A: If you’re very open and you’re willing to take criticism and what you’re doing is so genuine and right to the heart of who you are, then you just have to have faith and keep doing it. And also to have people that you trust and being able to have that dialogue with them. Sometimes you have to be vulnerable and be like ‘what do you think of this?’ And sometimes you just have to say ‘fuck it’ and just keep doing it.
E: What is the process you usually go through when creating a specific work?
A: I’ll do research like looking at art books, that just helps me get centred. Reading essays and reading poetry and things like that, and maybe a certain word will stick with me. I have these yellow legal pads that I love from the dollar store. That’s where I’ll start jotting down notes, and little sketches will come from that. Then either colours will come to me and that’s from experiencing. Something’s clicking, somethings clueing into me. Then it starts with the studies, and then I’ll get the canvas to get an idea of what size they are. Then there’s the point of me communicating with the canvas, negotiating with it. Each stroke starts feeding off of the other ones and figures start appearing, but they’re not figures I’m necessarily intending immediately, so it's this dance with the canvas. Like I was mentioning before with the unfinished pieces, I thought, I’m going to make these pieces that are at this midpoint. You’re putting the viewer at this pinnacle point where something is neither finished nor unfinished. So you’re at this midpoint where it’s both completing and unraveling simultaneously. Drawing became very important - making the canvas full but having certain anchors. Like the teacup! One thing I’ve been really fascinated with for the past few years is the space between. That’s where things fall through, things that we can’t actually necessarily see, but we can feel it and we can describe it. That’s what metaphor is, so how do I create a visual metaphor in the painting? There’s this word ‘commissure’ and that’s the space between your lips when you’re closed or the space between your eyelids. There’s a tiny space, even when they’re closed and that's what a metaphor is. That’s the dialogue I have with my canvases right now.
FIVE MINUTES OF ECSTASY
E: What do you think about when you’re painting?
A: For me painting and making art is like working for hours for five minutes of ecstasy.
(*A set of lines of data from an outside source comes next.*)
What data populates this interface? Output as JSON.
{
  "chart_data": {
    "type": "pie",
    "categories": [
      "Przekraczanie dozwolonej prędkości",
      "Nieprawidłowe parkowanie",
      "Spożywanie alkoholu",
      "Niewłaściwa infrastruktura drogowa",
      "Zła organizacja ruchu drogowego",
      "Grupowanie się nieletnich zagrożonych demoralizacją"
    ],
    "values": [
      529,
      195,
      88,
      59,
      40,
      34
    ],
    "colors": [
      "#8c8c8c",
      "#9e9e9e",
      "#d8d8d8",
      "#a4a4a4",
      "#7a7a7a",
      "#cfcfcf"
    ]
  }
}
Cause there is a moment when you’re making a painting when - and I’m not religious - but it’s like you’re touching god. You’re not a slave to it, but you're a slave to it. When I’m not being a good painter I’m thinking about mundane things, so it’s important to get that stuff out of your head. And when I’m painting at my best it’s like I’m feeling into the paint. Dancing’s a very important part of painting, sometimes I’ll stop for a second and dance a lot then get back to it. When things are going good, it’s all fluid, things are moving at a pace. It's kind of like you’re not even thinking ‘oh now I’ll use this colour,’ you just use the colour.
I make it a point that I come to the studio everyday, and I put in close to five to eight hours a day, but I love being here. But there’s days when it's hard to be in the studio, you don’t like what you’re doing, you’re beating yourself up. I was saying to my friend earlier today when he was in a bit of a funk with painting, every canvas is a crisis, and entering the studio is a moment of questioning whether you’re brave enough to enter that crisis and go beyond it.